The Trump administration lost another round in federal court this week in its effort to deprive immigrant children of their rights under the court-supervised Flores agreement. Federal district court Judge Dolly Gee denied an attempt by the administration’s lawyers to modify the agreement, which requires that children be held in licensed child care facilities and that they be released within 20 days.
Right at the beginning of her decision, Gee criticized the Trump administration’s lawyers for violating the court’s rules by making a motion to modify the Flores agreement on grounds that the court had already heard and rejected. The sloppy lawyering on the Trump side was evident throughout these proceedings.
Modifications of a court-supervised agreement like Flores typically only take place either when both parties agree to the change or when the court finds that there has been a changed circumstance that the parties could not have reasonably anticipated at the time the agreement was made.
Gee found that there had been no such change in this case. Even if she had found changed circumstances, it is unlikely that the order the president’s lawyers sought would have been granted because, rather than present a carefully crafted limited modification of Flores, the judge wrote that the lawyers for the Trump administration “seek to light a match to the Flores Agreement and ask this Court to upend the parties’ agreement by judicial fiat.”
This is not something any Federal judge should allow. The judge’s language shows how far the administration has departed from the agreement:
“The Flores Agreement allows Defendants [the government] up to five days to place minors in licensed programs if they are apprehended in districts that do not have those programs, or ‘as expeditiously as possible’ if there is an “influx of minors into the United States[.]’ In 2015, the Court found that the Flores Agreement could accommodate Defendants’ request for a 20-day deadline during an influx. Yet, Defendants now seek to hold minors in indefinite detention in unlicensed facilities, which would constitute a fundamental and material breach of the parties’ Agreement.”
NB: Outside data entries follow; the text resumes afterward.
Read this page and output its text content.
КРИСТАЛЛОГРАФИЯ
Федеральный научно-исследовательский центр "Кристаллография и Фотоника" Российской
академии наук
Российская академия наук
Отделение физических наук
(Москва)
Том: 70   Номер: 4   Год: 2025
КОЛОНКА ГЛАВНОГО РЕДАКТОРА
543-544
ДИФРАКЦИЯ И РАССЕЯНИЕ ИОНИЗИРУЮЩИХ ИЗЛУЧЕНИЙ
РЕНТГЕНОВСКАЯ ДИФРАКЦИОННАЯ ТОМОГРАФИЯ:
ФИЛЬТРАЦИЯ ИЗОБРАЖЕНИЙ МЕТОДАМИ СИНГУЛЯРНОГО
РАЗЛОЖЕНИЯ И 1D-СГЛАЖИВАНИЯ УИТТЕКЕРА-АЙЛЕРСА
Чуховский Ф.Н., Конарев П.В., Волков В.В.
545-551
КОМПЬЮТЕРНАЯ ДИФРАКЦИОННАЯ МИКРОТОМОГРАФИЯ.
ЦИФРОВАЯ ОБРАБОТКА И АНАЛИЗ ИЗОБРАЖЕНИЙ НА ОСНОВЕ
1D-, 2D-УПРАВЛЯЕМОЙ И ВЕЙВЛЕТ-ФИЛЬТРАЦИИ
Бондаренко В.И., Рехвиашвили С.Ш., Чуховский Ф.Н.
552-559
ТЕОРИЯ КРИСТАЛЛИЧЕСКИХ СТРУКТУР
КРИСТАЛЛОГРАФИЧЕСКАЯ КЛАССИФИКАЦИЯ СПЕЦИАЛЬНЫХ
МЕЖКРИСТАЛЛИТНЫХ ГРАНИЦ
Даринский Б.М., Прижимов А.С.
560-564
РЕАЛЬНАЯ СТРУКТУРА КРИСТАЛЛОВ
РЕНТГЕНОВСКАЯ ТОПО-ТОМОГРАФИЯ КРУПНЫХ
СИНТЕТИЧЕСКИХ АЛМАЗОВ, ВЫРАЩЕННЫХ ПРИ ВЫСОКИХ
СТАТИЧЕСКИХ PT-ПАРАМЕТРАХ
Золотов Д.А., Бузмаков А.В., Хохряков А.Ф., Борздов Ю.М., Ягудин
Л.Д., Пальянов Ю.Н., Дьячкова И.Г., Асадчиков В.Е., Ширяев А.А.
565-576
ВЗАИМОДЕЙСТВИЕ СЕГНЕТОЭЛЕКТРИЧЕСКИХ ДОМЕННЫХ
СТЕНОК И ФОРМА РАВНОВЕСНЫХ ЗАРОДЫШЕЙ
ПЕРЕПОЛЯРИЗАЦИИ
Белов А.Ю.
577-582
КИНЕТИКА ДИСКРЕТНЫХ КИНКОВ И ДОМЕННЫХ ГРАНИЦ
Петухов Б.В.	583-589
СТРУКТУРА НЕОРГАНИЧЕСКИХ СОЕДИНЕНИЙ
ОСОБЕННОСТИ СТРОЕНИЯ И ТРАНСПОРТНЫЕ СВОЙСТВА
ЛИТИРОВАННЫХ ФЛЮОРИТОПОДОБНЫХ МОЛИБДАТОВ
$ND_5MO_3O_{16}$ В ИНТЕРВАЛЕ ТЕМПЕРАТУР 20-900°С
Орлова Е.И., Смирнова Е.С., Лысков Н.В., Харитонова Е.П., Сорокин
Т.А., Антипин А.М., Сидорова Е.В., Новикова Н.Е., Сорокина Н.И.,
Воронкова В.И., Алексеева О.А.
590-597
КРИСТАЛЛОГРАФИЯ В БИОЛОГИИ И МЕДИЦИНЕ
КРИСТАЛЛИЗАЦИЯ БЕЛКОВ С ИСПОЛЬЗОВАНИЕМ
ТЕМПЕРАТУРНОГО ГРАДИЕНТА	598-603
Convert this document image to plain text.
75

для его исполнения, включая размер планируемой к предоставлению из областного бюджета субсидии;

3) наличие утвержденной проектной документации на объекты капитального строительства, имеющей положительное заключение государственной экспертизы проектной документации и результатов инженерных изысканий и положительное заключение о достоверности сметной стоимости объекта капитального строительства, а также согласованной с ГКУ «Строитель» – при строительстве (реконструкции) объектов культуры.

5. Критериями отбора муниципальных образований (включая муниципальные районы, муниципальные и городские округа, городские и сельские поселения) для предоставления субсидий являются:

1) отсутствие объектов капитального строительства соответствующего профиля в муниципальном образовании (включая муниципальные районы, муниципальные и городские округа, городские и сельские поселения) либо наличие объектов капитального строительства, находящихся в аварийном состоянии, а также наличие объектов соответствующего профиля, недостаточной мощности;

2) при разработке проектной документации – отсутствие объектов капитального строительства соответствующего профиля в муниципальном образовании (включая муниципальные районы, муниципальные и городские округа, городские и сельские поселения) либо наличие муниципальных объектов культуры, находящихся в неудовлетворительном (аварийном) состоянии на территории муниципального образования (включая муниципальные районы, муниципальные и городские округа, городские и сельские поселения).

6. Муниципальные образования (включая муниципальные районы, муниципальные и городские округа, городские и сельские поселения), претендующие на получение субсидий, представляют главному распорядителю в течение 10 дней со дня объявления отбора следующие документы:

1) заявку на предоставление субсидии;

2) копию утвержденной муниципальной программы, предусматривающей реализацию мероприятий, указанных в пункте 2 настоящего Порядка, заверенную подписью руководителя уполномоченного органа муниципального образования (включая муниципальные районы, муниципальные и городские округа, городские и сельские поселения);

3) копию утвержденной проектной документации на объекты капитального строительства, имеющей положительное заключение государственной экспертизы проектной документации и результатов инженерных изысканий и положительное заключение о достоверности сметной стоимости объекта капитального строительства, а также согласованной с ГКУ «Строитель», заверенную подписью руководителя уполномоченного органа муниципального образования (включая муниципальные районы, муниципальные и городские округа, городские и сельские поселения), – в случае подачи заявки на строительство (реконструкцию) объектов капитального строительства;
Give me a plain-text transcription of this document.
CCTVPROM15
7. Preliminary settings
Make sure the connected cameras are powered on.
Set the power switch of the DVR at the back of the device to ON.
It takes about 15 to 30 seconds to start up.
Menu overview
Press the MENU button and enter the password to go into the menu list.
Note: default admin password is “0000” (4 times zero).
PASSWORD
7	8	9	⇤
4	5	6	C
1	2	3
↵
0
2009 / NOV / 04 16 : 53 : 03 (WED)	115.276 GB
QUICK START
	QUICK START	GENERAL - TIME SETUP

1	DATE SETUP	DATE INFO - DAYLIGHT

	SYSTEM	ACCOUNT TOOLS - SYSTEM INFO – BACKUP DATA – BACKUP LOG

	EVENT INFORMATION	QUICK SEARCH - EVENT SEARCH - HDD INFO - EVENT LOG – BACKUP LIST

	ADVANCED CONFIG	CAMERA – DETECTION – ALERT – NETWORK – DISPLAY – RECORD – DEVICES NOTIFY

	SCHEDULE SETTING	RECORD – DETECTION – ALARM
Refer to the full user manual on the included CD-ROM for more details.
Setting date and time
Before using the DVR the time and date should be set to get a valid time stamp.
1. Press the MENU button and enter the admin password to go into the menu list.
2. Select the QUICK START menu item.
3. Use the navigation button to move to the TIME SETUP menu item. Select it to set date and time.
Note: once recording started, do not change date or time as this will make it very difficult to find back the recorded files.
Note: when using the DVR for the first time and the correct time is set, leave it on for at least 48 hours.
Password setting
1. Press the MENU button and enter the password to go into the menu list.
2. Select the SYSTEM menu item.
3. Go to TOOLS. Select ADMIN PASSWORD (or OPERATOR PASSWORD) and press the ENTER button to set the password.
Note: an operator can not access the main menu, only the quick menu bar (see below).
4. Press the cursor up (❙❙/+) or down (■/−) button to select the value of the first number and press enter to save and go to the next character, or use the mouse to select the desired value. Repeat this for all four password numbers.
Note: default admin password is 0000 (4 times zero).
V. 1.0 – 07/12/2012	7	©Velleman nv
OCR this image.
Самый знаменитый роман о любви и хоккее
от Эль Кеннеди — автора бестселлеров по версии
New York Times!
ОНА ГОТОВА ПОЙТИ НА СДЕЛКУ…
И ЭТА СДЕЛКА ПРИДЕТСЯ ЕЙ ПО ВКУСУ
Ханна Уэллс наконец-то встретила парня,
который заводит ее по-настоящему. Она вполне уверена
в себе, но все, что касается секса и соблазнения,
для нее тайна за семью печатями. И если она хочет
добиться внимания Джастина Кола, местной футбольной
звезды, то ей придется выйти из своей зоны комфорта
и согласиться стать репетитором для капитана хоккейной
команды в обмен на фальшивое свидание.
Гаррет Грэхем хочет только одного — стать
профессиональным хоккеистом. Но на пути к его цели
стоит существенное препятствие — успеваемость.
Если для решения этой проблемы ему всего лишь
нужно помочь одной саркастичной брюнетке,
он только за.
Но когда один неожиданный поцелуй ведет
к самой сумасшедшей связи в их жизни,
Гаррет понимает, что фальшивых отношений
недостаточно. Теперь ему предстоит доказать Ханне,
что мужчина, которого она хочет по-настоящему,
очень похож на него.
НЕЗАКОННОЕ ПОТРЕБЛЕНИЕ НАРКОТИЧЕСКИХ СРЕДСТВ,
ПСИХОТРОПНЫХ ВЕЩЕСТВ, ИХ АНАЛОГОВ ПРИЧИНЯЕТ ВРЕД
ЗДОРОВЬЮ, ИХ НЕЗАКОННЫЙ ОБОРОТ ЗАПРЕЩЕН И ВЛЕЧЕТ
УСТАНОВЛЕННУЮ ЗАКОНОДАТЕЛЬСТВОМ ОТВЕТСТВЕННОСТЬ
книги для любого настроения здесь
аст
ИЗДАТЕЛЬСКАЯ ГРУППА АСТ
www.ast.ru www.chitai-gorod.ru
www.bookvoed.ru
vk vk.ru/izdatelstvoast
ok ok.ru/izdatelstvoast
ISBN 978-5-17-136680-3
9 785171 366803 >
The administration tried to convince the judge that the agreement itself was responsible for what it claimed was a surge of new arrivals at the border. The judge responded that the “Defendants fail to show that the Flores Agreement and the July 24, 2015 Order are responsible for the so-called ‘surge’ in illegal family border crossings.”
The judge was extremely critical of the motives of the government in bringing this action. She wrote that “It is apparent that Defendants’ Application is a cynical attempt…to shift responsibility to the Judiciary…[for] ill-considered Executive action.” She also reminded the government of its responsibilities towards children:
“What is certain is that the children who are the beneficiaries of the Flores Agreement’s protections and who are now in Defendants’ custody are blameless. They are subject to the decisions made by adults over whom they have no control. In implementing the Agreement, their best interests should be paramount.”